Both the city and county of Durham were struck simultaneously late Friday, but pre-existing response plans allowed government officials to save their systems from a more catastrophic result, officials said.
Hackers of "Russian" origin targeted the city and county governments of Durham, N.C., over the weekend, hampering computer and communications networks with ransomware, according to local officials.
The attack, which used the infamous Ryuk malware strain typically spread through malicious attachments in phishing emails, was carried out late Friday by a Russian hacking group, according to the North Carolina State Bureau of Investigations, one of the agencies looking into the attack.
On the heels of a year with a precipitous rise in ransomware attacks on state and local government, the incident is one of several to occur in the first few months of 2020 that show the trend does not seem to be slowing.
City and county officials confirmed during a joint press conference Monday that the malware appears to have spread after internal employees clicked on infected emails.
Kerry Goode, the city's CIO, explained how the Durham's pre-existing cybercontingency plan, which involved bringing together shareholders like professionals from the North Carolina Department of Information Technology (DIT), MS-ISAC, and the state's cyber response team, helped curb the infection.
Meanwhile Greg Marrow, county CIO, reported similar response and investigation steps that the regional government was taking to assess and recover from the incident.
Around 1,000 of the county's computers would have to be re-imaged, a routine cyberhygiene process in which infected devices have software removed and re-installed. Meanwhile, some 100 servers from the county's data center would also have to be rebuilt "from scratch," he said.

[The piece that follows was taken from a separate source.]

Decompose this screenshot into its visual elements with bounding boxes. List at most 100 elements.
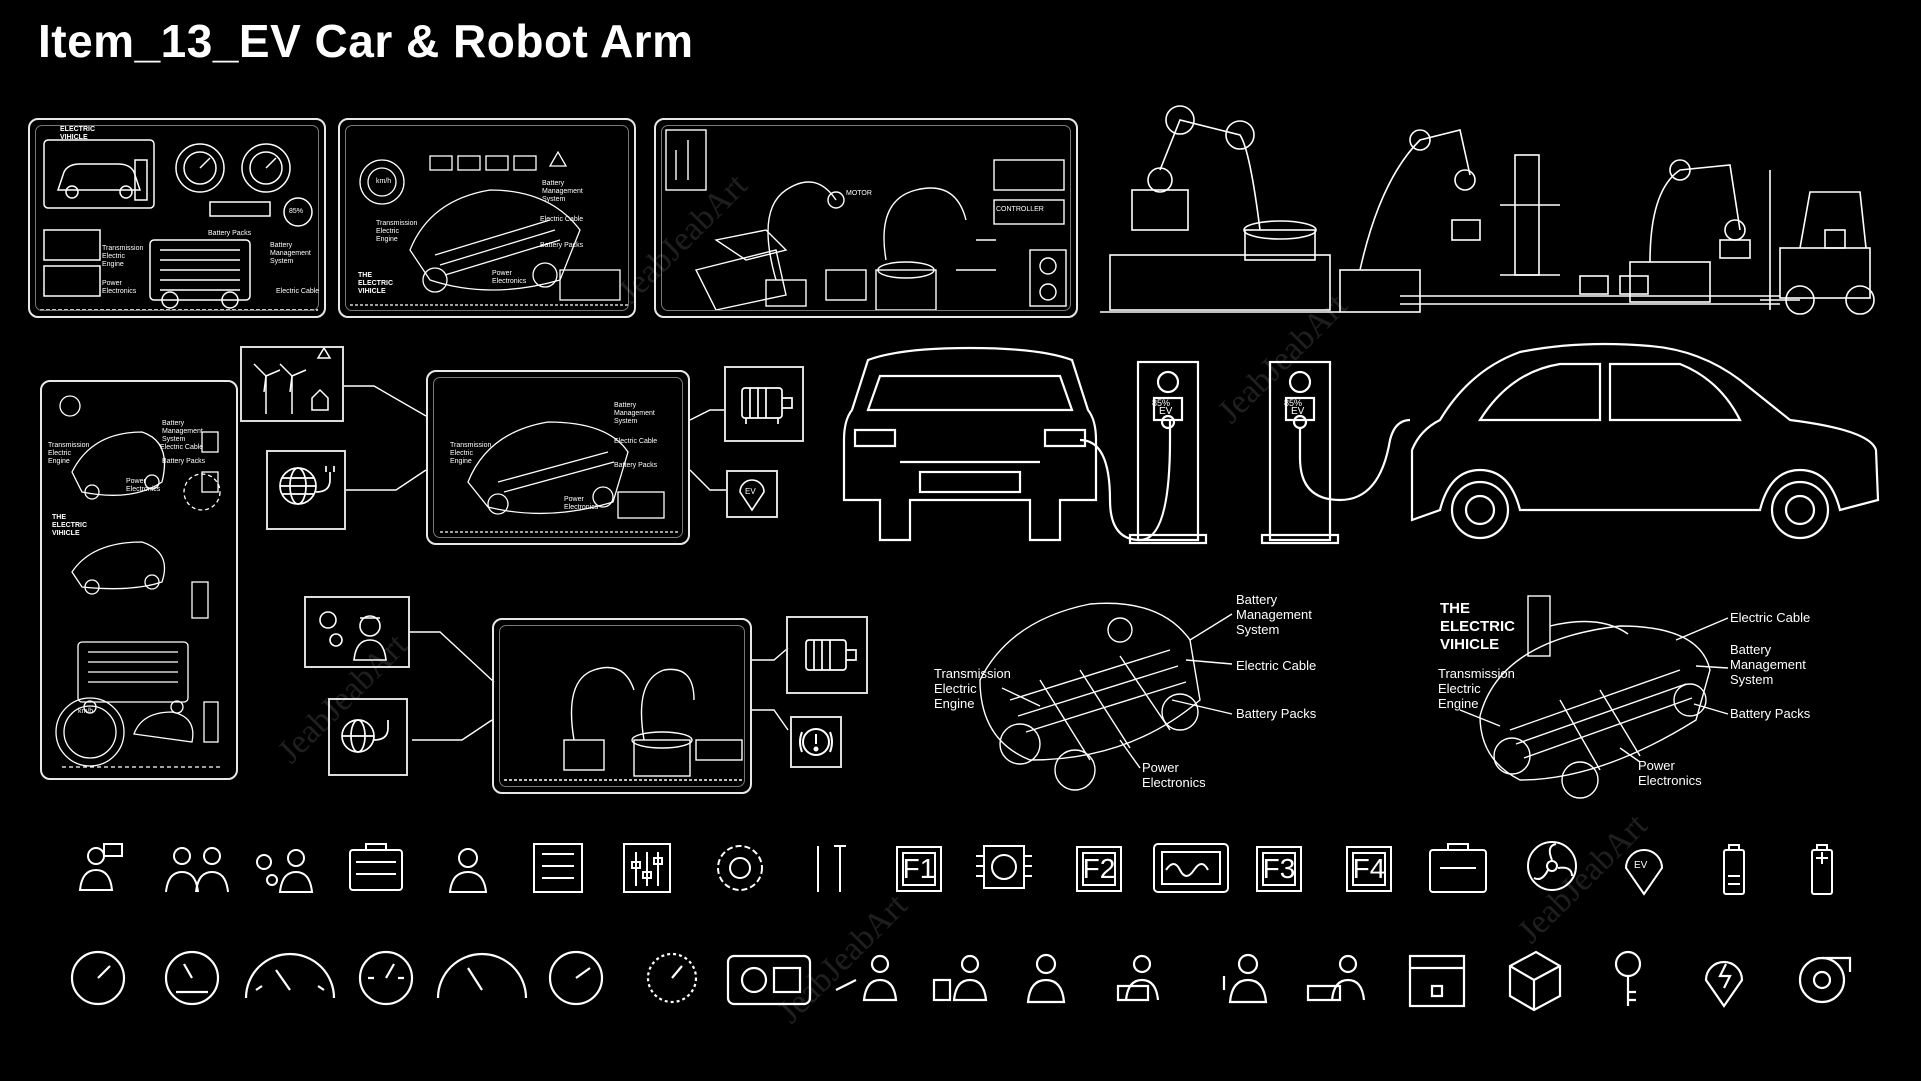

However, neither the city nor the county's data backups were compromised by the attack, and no personally identifiable data was accessed by the hackers, officials said.
Officials also shared that risk awareness training, the kind that would dissuade employees from clicking on a phishing email, is routinely encouraged and deployed.
The idea that both governments were purposefully targeted in some way or that the attack had something to do with it being an election year was brushed off.
"These attempts are going on all over the country, all over the world. This particular virus is prolific," said Durham City Manager Tom Bonfield, referring to the indiscriminate "shotgun"-style approach in which opportunistic hackers typically operate. "We just happened to have had the misfortune of [having] this happen simultaneously."